India is exceptional for the scope of her diversity, which is mirrored in her diasporic populations, in terms of languages and regions, religions and sects, castes and subcastes, rural and urban, food, and fashion. Therefore, it is not unusual to find vast networks among the Indian diaspora based on language and location, religion, and caste. Examples of such vast, worldwide networks include the Hindu and Sikh diasporas. Similar to this, there are diasporic groups founded on linguistic or regional identities, like Punjabis.

 

The distance between nations, as well as the shared historical experiences, sociocultural conditions, and political situations of the countries, are all factors that might play a role in determining the ties between members of the Indian diaspora. Individuals of Indian ancestry in Guyana and Trinidad share more characteristics with one another than do people of Indian ancestry in other regions of the world.
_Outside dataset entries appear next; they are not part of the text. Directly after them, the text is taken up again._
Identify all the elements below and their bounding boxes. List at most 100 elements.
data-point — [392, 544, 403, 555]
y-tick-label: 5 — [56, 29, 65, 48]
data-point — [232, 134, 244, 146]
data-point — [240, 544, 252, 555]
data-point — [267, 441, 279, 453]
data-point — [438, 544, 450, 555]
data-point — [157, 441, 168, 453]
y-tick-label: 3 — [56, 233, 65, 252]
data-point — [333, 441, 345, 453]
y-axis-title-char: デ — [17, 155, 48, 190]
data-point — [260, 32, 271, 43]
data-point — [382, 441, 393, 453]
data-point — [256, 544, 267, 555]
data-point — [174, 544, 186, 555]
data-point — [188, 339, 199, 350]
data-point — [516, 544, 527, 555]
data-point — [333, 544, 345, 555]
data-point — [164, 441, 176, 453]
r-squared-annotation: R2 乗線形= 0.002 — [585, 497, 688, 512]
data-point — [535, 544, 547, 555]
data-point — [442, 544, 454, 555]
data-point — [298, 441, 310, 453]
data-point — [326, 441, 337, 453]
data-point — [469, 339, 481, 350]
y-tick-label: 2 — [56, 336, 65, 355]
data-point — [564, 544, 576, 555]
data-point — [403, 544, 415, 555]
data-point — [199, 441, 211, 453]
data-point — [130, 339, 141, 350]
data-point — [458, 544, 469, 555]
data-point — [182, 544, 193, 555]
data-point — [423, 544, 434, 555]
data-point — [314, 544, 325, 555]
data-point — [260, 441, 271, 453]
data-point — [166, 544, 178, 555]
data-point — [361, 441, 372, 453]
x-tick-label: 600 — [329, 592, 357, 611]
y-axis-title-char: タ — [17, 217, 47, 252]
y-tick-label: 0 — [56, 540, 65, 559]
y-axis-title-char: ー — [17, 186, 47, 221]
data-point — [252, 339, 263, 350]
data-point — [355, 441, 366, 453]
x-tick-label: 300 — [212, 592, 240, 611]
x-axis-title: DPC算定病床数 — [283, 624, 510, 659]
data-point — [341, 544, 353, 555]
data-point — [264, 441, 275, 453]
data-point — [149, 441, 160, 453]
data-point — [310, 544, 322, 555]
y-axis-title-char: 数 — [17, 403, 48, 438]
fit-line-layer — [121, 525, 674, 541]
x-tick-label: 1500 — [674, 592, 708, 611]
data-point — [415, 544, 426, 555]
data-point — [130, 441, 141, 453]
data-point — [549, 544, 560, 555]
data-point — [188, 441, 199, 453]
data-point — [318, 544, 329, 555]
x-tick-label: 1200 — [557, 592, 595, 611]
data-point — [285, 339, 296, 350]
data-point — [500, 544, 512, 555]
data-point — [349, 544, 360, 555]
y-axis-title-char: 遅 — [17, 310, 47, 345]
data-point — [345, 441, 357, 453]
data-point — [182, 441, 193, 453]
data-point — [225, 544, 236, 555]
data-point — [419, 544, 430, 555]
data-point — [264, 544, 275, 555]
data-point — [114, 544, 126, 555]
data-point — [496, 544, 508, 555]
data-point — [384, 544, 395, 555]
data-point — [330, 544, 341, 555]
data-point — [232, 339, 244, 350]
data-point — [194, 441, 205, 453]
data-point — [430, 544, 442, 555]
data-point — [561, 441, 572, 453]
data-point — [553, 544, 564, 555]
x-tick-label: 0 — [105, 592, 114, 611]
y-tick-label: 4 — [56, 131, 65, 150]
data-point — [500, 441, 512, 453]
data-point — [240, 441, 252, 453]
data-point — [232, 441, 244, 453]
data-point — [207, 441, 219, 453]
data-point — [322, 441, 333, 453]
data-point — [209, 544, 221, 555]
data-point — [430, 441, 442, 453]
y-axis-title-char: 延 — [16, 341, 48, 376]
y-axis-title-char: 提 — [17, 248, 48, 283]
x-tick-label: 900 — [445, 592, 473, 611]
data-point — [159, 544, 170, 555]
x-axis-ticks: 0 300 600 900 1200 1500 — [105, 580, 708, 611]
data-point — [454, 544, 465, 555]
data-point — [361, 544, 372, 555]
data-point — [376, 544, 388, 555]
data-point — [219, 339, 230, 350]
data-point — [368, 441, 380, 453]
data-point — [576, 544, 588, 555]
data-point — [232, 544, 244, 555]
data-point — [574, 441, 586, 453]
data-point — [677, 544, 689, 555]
Both parties have a history of wedlock and are connected through a network of relatives.

 

Asians who were originally from Uganda but have now relocated to the United States or other nations continue to stay connected with their families and former home country. A sizeable number of Fijian Indians settled in several continents after leaving their homeland. They stay connected with members of their family who live in Fiji as well as in other countries such as New Zealand, Australia, the United Kingdom, and so on. When members of the same family relocate to different countries, they maintain contact with one another and eventually meet up again. The majority of the time, these families have a robust financial basis in addition to an extensive network.

 

In certain circumstances, the idea of a diaspora culture appears to be diluted as diaspora populations pass through their second, third, and fourth generations. Intercultural marriage, successful assimilation into the dominant community, and the fading of hopes for a future return cause the diaspora sentiment to erode. In many of these situations, the reasons for diaspora attachment become irrelevant. In several nations, Indian diaspora has these kinds of experiences. In several regions of African and European nations, people of Indian descent have blended with the local population through marriage.